= Manu Needhi Consumer and Environmental Protection Centre =

Manu Needhi Consumer and Environmental Protection Centre is a non-profit organisation, registered under the Tamil Nadu Societies Registration Act, 1975. It was formed by then law students of Dr. Ambedkar Law College, Chennai, most of whom are now the practicing advocates in Madras High Court, Chennai.

==Executive members==

There are seven executive members:
- A. Muniraja - president
- Akila Arunkumar- vice president
- S. Saravanan - general secretary
- P. Saravana Siva - joint secretary
- R. Senthil Kumar - treasurer
- M. Manikhandan - committee member
- Sindhuja Seenivasaga Perumal

==Consumer protection==
Manu Needhi works to create awareness to the consumers about their rights by conducting periodical campaigns. Further, they provide free legal aid to the consumers to get their grievance redressed legally in consumer courts.

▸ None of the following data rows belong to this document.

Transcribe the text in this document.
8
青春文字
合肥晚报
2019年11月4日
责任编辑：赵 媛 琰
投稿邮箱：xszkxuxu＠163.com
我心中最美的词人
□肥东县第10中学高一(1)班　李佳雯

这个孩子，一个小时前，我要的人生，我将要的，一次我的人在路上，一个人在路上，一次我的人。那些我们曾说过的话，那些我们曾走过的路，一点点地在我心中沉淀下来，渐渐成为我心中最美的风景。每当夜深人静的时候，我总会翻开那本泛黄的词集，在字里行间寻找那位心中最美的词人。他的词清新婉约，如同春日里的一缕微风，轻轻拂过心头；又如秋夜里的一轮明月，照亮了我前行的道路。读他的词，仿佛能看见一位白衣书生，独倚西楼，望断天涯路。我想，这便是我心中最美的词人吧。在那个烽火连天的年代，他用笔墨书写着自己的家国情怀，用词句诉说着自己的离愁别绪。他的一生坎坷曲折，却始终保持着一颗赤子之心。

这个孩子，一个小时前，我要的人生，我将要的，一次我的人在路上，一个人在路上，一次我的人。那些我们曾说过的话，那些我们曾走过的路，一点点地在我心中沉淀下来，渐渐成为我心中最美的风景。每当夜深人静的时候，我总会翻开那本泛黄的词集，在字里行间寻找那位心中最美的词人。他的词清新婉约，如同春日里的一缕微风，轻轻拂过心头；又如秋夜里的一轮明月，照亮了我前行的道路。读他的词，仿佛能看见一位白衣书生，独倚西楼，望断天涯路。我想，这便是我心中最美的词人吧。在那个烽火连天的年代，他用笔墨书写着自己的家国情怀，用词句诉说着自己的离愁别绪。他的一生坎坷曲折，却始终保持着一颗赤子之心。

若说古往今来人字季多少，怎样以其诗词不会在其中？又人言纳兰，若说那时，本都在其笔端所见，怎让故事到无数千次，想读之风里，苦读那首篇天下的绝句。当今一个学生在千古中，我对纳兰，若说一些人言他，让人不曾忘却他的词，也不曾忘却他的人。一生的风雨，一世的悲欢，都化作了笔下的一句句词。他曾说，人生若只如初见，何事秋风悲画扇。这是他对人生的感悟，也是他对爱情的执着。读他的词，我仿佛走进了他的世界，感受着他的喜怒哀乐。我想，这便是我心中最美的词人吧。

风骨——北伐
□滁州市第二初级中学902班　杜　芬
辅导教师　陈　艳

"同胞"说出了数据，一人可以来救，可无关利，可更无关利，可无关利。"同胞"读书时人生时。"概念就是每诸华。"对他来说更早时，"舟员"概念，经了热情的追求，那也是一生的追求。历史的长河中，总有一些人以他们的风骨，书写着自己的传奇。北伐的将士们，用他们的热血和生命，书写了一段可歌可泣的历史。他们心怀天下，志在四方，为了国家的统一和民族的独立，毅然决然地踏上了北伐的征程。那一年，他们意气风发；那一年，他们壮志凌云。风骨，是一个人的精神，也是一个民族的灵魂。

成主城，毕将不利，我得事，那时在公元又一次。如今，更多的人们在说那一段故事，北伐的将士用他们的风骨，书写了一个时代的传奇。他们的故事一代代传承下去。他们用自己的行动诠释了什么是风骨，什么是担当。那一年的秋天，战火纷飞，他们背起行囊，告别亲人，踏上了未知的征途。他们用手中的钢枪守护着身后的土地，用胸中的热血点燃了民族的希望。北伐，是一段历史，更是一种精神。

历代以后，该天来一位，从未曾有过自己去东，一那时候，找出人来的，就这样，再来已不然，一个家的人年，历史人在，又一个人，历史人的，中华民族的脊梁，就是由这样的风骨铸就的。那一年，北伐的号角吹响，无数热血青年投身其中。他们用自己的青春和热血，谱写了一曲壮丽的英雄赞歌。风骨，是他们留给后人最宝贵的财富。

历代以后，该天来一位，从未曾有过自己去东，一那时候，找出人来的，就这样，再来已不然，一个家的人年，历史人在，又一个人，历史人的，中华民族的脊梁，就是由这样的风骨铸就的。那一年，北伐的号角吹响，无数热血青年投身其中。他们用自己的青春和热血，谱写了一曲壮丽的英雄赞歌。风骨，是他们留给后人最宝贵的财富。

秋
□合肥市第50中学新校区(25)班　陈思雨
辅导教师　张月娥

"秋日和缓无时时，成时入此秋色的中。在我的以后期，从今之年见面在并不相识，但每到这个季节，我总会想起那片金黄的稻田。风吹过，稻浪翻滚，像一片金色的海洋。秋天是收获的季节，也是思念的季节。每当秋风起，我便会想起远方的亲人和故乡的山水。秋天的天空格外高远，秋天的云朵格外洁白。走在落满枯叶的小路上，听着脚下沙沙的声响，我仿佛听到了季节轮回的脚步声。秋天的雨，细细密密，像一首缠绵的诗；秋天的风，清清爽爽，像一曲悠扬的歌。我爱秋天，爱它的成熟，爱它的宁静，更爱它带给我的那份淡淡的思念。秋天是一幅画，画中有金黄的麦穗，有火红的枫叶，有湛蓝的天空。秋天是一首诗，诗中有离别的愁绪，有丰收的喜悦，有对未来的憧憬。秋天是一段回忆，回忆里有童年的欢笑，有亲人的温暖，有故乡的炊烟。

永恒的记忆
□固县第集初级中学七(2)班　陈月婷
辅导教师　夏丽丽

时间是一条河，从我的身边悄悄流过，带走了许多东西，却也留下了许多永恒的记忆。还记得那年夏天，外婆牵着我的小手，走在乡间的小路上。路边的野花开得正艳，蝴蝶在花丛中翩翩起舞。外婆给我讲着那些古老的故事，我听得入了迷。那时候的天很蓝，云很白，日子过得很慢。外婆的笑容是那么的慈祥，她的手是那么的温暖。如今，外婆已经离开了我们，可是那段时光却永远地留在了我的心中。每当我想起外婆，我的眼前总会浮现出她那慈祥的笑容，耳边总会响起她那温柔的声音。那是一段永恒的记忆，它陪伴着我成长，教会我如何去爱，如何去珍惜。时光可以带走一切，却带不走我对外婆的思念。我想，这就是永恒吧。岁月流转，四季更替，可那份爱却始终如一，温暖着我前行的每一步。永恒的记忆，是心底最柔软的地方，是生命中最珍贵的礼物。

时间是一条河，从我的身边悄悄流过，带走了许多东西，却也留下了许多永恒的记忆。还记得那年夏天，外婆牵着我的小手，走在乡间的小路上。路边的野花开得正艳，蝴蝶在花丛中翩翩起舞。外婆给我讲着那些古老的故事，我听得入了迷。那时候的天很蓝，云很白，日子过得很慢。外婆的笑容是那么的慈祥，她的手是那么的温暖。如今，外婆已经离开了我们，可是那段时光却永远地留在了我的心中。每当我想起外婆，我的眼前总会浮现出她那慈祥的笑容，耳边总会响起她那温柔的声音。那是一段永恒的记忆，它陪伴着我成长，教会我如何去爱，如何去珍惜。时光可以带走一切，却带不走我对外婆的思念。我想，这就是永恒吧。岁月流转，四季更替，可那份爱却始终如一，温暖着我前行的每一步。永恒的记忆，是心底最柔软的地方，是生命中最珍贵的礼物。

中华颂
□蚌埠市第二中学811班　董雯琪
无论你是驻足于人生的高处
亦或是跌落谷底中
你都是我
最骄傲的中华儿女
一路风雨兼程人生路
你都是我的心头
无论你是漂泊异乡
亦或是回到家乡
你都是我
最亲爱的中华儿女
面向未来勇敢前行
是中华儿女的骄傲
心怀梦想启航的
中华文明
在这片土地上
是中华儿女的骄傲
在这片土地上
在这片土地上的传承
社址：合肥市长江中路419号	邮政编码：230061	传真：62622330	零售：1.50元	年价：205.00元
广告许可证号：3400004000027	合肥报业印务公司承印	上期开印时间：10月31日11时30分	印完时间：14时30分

They also file public interest litigation.

==Awareness campaigns==
Personnel at the centre have organised awareness campaigns around issues that affect the public at large, including campaigns in remote villages and a mass voters' awareness rally.

==Articles and publications==
The president and vice-president of the organization have been known to write articles related to consumer rights that have been published in newspapers and magazines of India, especially in Tamil Nadu.